Introduction
Dyspareunia has a substantial impact on women’s health, relationships, and quality of life [1]. Reliable prevalence data are needed to understand the burden that dyspareunia places on women in the community and to enable comparisons across populations or over time. Prevalence studies can also allow a greater understanding of the risk factors associated with this condition and may aid in identifying subgroups of women who are most likely to be affected. This information can assist in effectively targeting public health strategies.
Reported prevalence estimates of dyspareunia vary considerably. In a recent systematic literature review, some dyspareunia prevalence estimates were as low as 0.4%, whereas others were as high as 61% [2]. Further reviews have also reported a broad range of estimates [3–7]. Some of this variation may be due to true differences between populations surveyed. However, there is a growing body of evidence to suggest that much of this variation is due to inconsistent use of case definitions, variation in study design and conduct, and different outcome measures used to assess dyspareunia [2–4, 8].
There is ongoing debate in the scientific literature regarding what constitutes female sexual dysfunction (FSD) and dyspareunia [9, 10]. In fact, there are differences between the definitions of dyspareunia provided by professional organizations [11–13]. These inconsistencies have the potential to affect prevalence estimates reported. For example, the American Psychiatric Association’s DSM-IV [12] and the World Health Organization’s ICD-10 [13] define dyspareunia as pain associated with sexual intercourse. In the last decade, Basson et al. have revised definitions of FSD [11]. They broaden the definition of dyspareunia to also include pain with attempted or completed vaginal entry. As a result of this broader definition, studies using Basson et al.’s more encompassing definition are likely to report relatively higher prevalence estimates.
Painful intercourse can be associated with a range of conditions such as endometriosis, interstitial cystitis (IC), and vaginismus [6, 14]. DSM-IV and ICD-10 stipulate that sexual pain resulting from “general medical conditions” or “local pathology” should not be classified as dyspareunia [12, 13]. In addition, diagnostic systems usually classify dyspareunia and vaginismus as separate, mutually exclusive sexual dysfunctions [11–13]. Some authors have debated whether this distinction is appropriate, pointing to the lack of evidence related to the clinical presentation of vaginismus and superficial dyspareunia [6, 14]. ICD-10 and DSM-IV also exclude sexual pain due to lubrication problems. Many studies, however, do not exclude women who suffer from these conditions when reporting the prevalence of dyspareunia [8, 15]. Consequently, these studies may overestimate the prevalence of dyspareunia.

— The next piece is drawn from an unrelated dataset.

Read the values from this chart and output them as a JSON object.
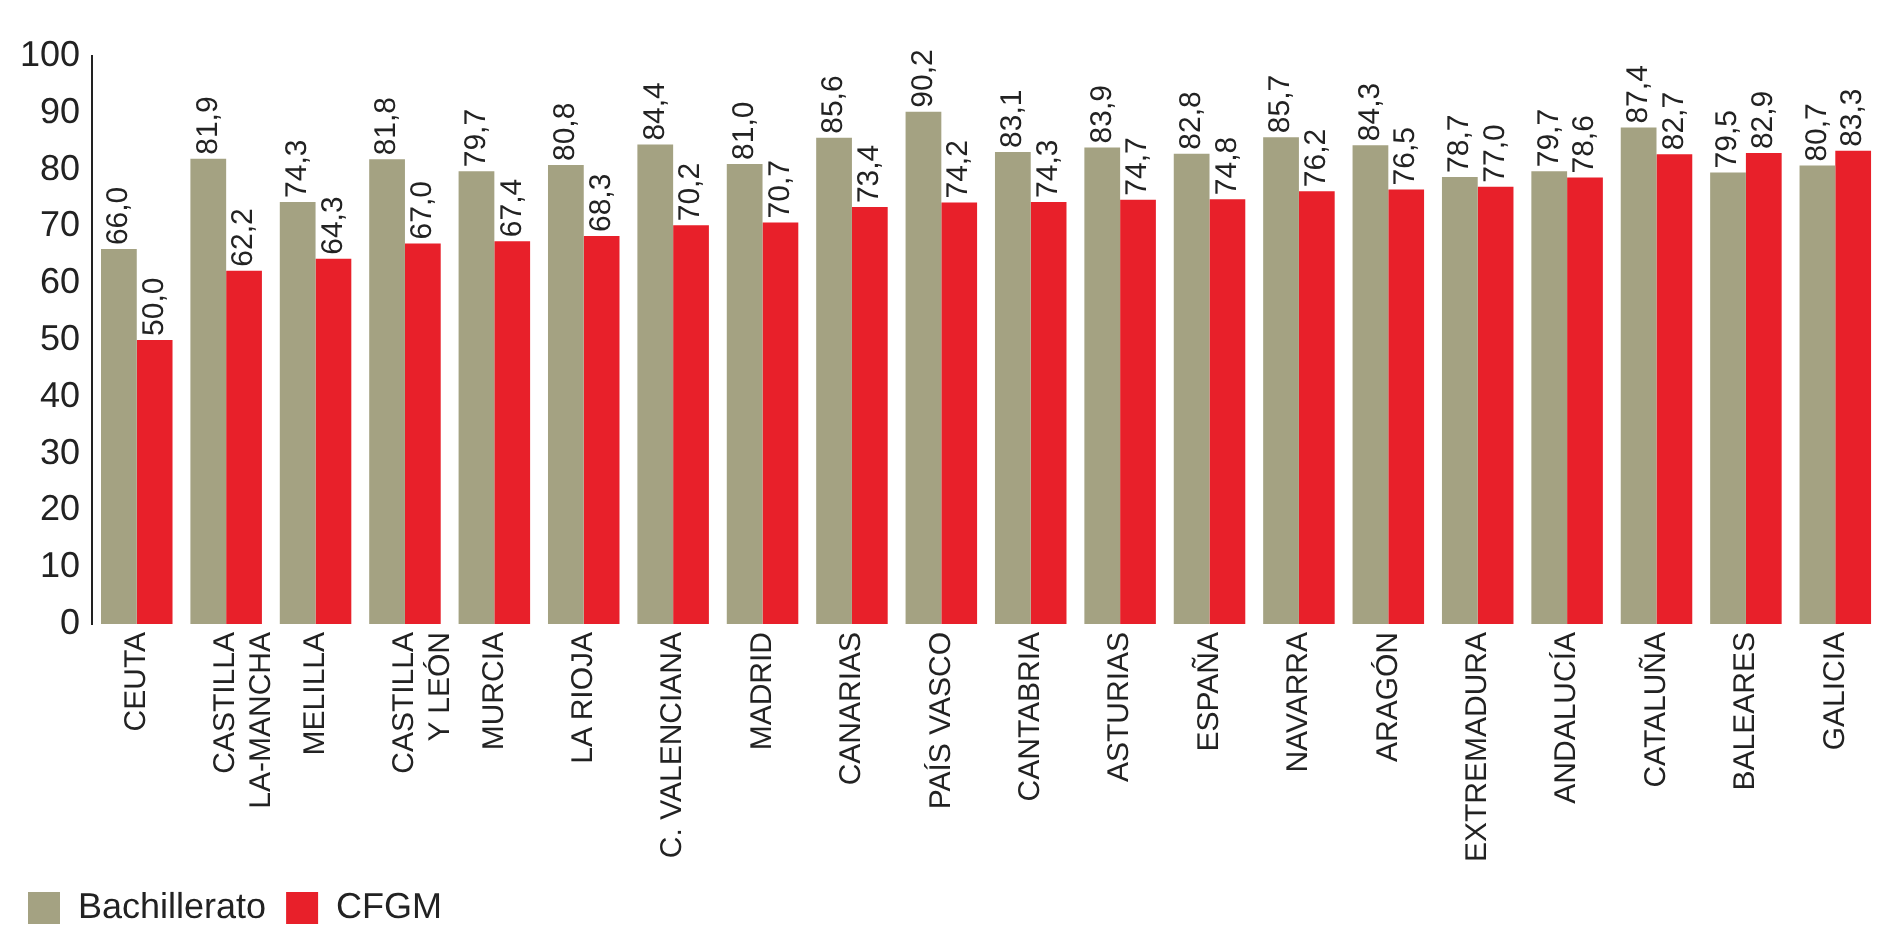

There is increasing evidence that aspects of study design and conduct have a substantial impact on the prevalence of dyspareunia reported in published studies. A recent meta-analysis investigated associations between the prevalence of sexual difficulties reported in 55 published studies and the design features of those studies [2]. Data collection procedures, inclusion criteria, duration of sexual difficulty recorded, sample size, and response rate were all significantly associated with the reported prevalence of at least one type of sexual difficulty.
Reported prevalence estimates of sexual pain were lower in studies that conducted interviews in person compared with studies that used self-administered questionnaires. It is possible that interviewing in person is a more accurate way of gathering data on dyspareunia. Alternatively, when women are interviewed in person, embarrassment and social desirability may bias responses.

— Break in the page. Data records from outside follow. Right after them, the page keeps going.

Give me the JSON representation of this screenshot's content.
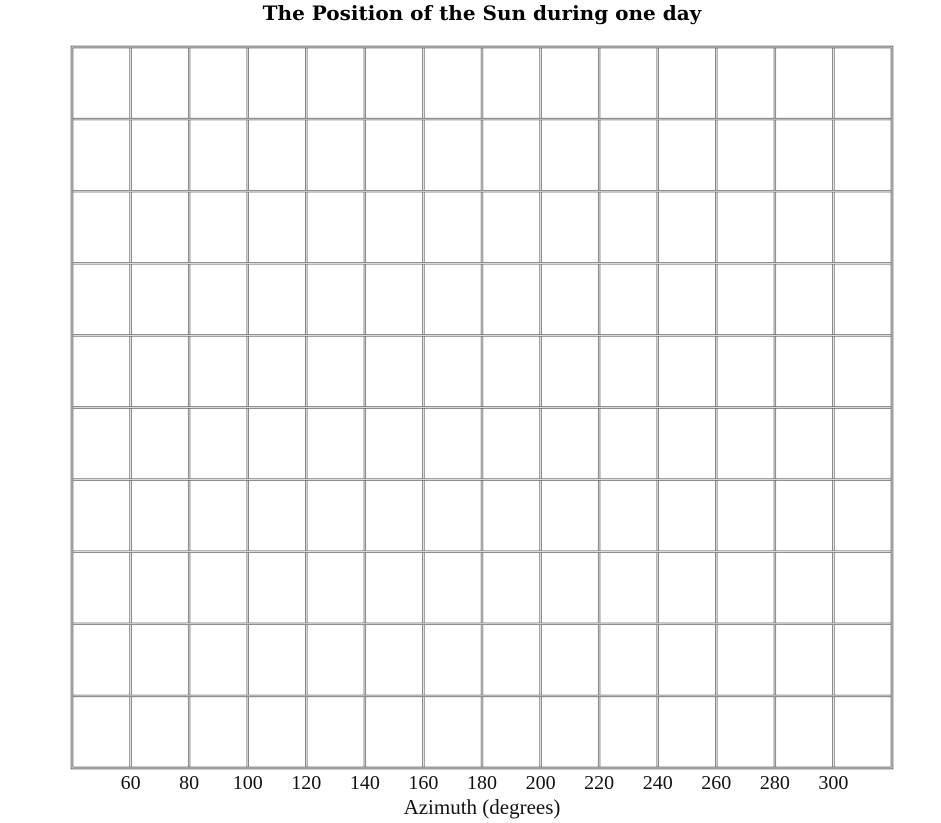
{
  "chart_data": {
    "type": "scatter",
    "title": "The Position of the Sun during one day",
    "xlabel": "Azimuth (degrees)",
    "ylabel": "",
    "x_ticks": [
      60,
      80,
      100,
      120,
      140,
      160,
      180,
      200,
      220,
      240,
      260,
      280,
      300
    ],
    "xlim": [
      40,
      320
    ],
    "grid": true,
    "y_gridlines": 11,
    "series": []
  }
}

Studies in which the duration of sexual pain recorded was longer (3–6 months or more) also reported lower prevalence estimates [2]. These associations between prevalence and study design were independent of likely predictors of true variation in prevalence such as study location, study year, and age range of participants. There is further evidence that dyspareunia can persist for varying durations [3, 16]. It is therefore plausible that investigations that only record longer-lasting difficulties will report lower prevalence estimates. In addition, some investigations recruit participants from clinical settings [17, 18], which may limit the generalizability of the results obtained. Women recruited in this way may be different from the general population in a range of ways that could affect their sexual function, such as being less healthy generally and belonging to a demographic that has better access to health care.
Instruments Used to Assess Dyspareunia
A wide variety of instruments have been used to assess dyspareunia. Studies that have employed simple questions are common in the literature [16, 19] and include well-cited and influential studies such as that by Laumann et al. [15]. These simple questions often ask respondents to report if they have experienced sexual pain for a month or more during the previous year [16, 19]. By contrast, a range of validated multi-item instruments have been developed [20, 21] and are being increasingly used in prevalence studies [8, 18].